In-N-Out cuts ties with Central Calif. slaughterhouse

August 21, 2012 8:15:31 PM PDT
A graphic video of abused cows has forced federal regulators to shut down a Central California slaughterhouse. The question now -- is bad beef in the food supply?

The video is so disturbing that it forced one fast food giant to cut ties with the company Tuesday. It's a major supplier to the USDA's school lunch program.

Animal rights activists say they shot the video this summer at a company called Central Valley Meat Company in Hanford. It shows what are called "downer cows" barely able to walk, stunned and suffering.

Some cows are shot in the head with a bolt gun several times, but remain alive.

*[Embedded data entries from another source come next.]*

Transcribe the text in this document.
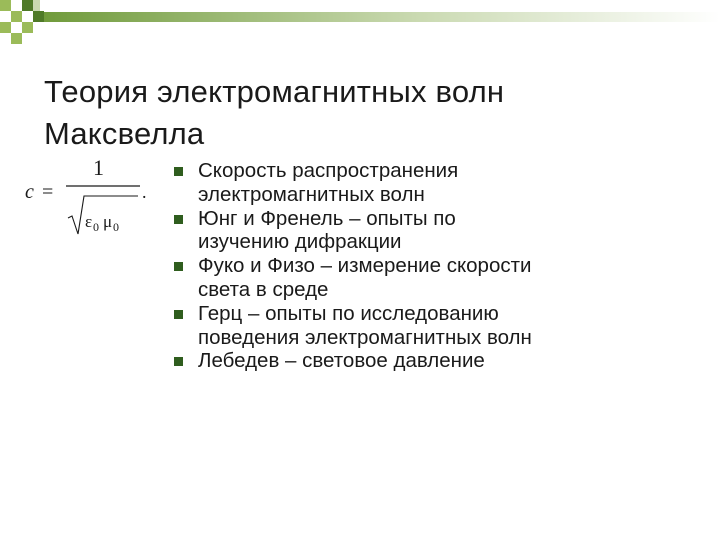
Теория электромагнитных волн
Максвелла
c =
1
ε 0 μ 0
.
Скорость распространения
электромагнитных волн
Юнг и Френель – опыты по
изучению дифракции
Фуко и Физо – измерение скорости
света в среде
Герц – опыты по исследованию
поведения электромагнитных волн
Лебедев – световое давление
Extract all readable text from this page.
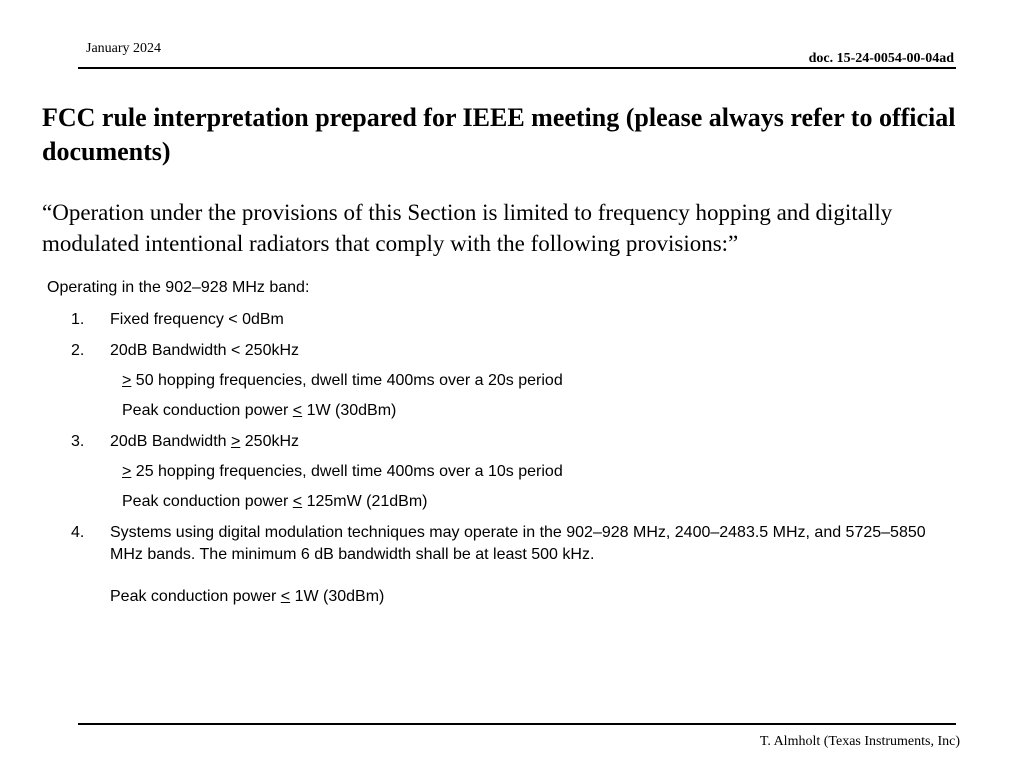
January 2024
doc. 15-24-0054-00-04ad
FCC rule interpretation prepared for IEEE meeting (please always refer to official documents)
“Operation under the provisions of this Section is limited to frequency hopping and digitally modulated intentional radiators that comply with the following provisions:”

Operating in the 902–928 MHz band:

1. Fixed frequency < 0dBm
2. 20dB Bandwidth < 250kHz
≥ 50 hopping frequencies, dwell time 400ms over a 20s period
Peak conduction power ≤ 1W (30dBm)
3. 20dB Bandwidth ≥ 250kHz
≥ 25 hopping frequencies, dwell time 400ms over a 10s period
Peak conduction power ≤ 125mW (21dBm)
4. Systems using digital modulation techniques may operate in the 902–928 MHz, 2400–2483.5 MHz, and 5725–5850 MHz bands. The minimum 6 dB bandwidth shall be at least 500 kHz.
Peak conduction power ≤ 1W (30dBm)
T. Almholt (Texas Instruments, Inc)
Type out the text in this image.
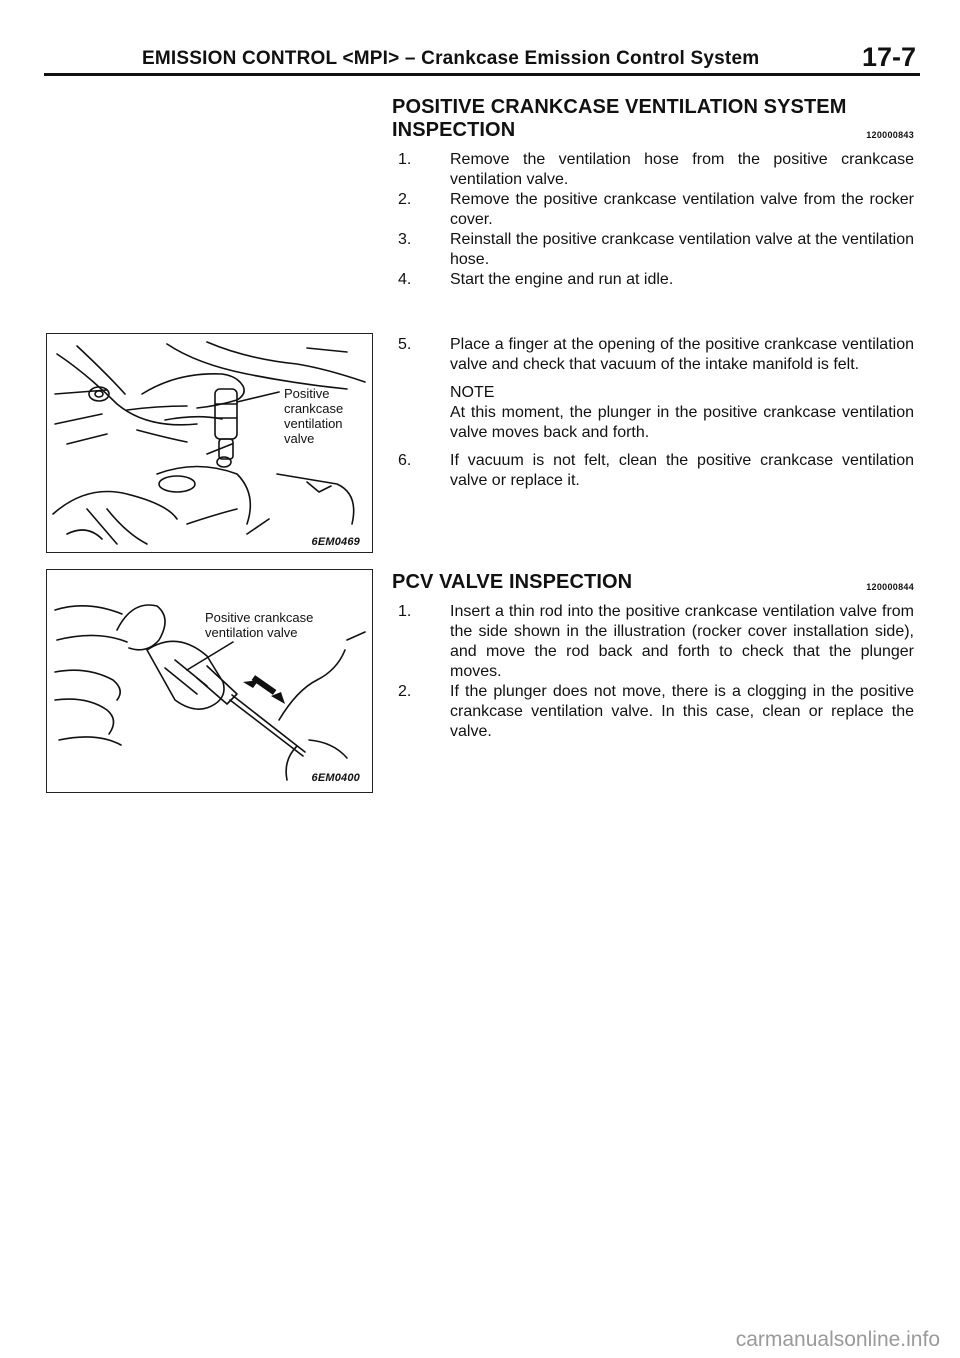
EMISSION CONTROL <MPI> – Crankcase Emission Control System	17-7
POSITIVE CRANKCASE VENTILATION SYSTEM
INSPECTION	120000843
1. Remove the ventilation hose from the positive crankcase ventilation valve.
2. Remove the positive crankcase ventilation valve from the rocker cover.
3. Reinstall the positive crankcase ventilation valve at the ventilation hose.
4. Start the engine and run at idle.
5. Place a finger at the opening of the positive crankcase ventilation valve and check that vacuum of the intake manifold is felt.
NOTE
At this moment, the plunger in the positive crankcase ventilation valve moves back and forth.
6. If vacuum is not felt, clean the positive crankcase ventilation valve or replace it.
PCV VALVE INSPECTION	120000844
1. Insert a thin rod into the positive crankcase ventilation valve from the side shown in the illustration (rocker cover installation side), and move the rod back and forth to check that the plunger moves.
2. If the plunger does not move, there is a clogging in the positive crankcase ventilation valve. In this case, clean or replace the valve.
Positive
crankcase
ventilation
valve
6EM0469
Positive crankcase
ventilation valve
6EM0400
carmanualsonline.info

One animal is suffocated by a worker who puts a boot over its nose and mouth.

"This is a horror for animals; there is no doubt that this facility is an absolute horror for animals," Compassion Over Killing spokesperson Erica Meier said.

The activist group Compassion Over Killing says the video is proof the slaughterhouse routinely mistreats animals.

"The abuses that we uncovered should concern people for the way in which these animals were treated but it also brings up food safety concerns and that is something that the American public wants to know about and they want to know where their food is coming from," Meier said. "This is a USDA-inspected facility."

Activists question why government inspectors routinely working at the plant sidn't catch the problems.

When they turned over the video, the USDA shut down the plant Monday and issued a statement saying, "Upon confirming several humane handling violations, Food Safety Inspection Service suspended operations at the facility and is prepared to take further action as warranted by the investigation."

Under federal law, sick cows are considered unfit for human consumption.

The question now -- does the meat supplied by the Central Valley Meat Company pose a public health risk?

One major retailer is not waiting for the answer. In-N-Out Burger got 20 percent of their beef from Central Valley Meat, but cut ties to the company Tuesday.

For its part, Central Valley Meat issued a statement saying they are disturbed the USDA shut them down "based upon a videotape that was provided to the department by a third party group."

But they're cooperating with investigators and say, "We are committed to correcting any problems identified on the video as quickly as we possibly can."

"It's unacceptable and it does bring concerns; it should send signals to the American public that there's something going on with our food supply that should raise flags," Meier said.

Central Valley Meat employees tell the ABC7 News I-Team they are not completely out of business right now. They aren't able to slaughter cows, but they are processing meat they already had in the cooler.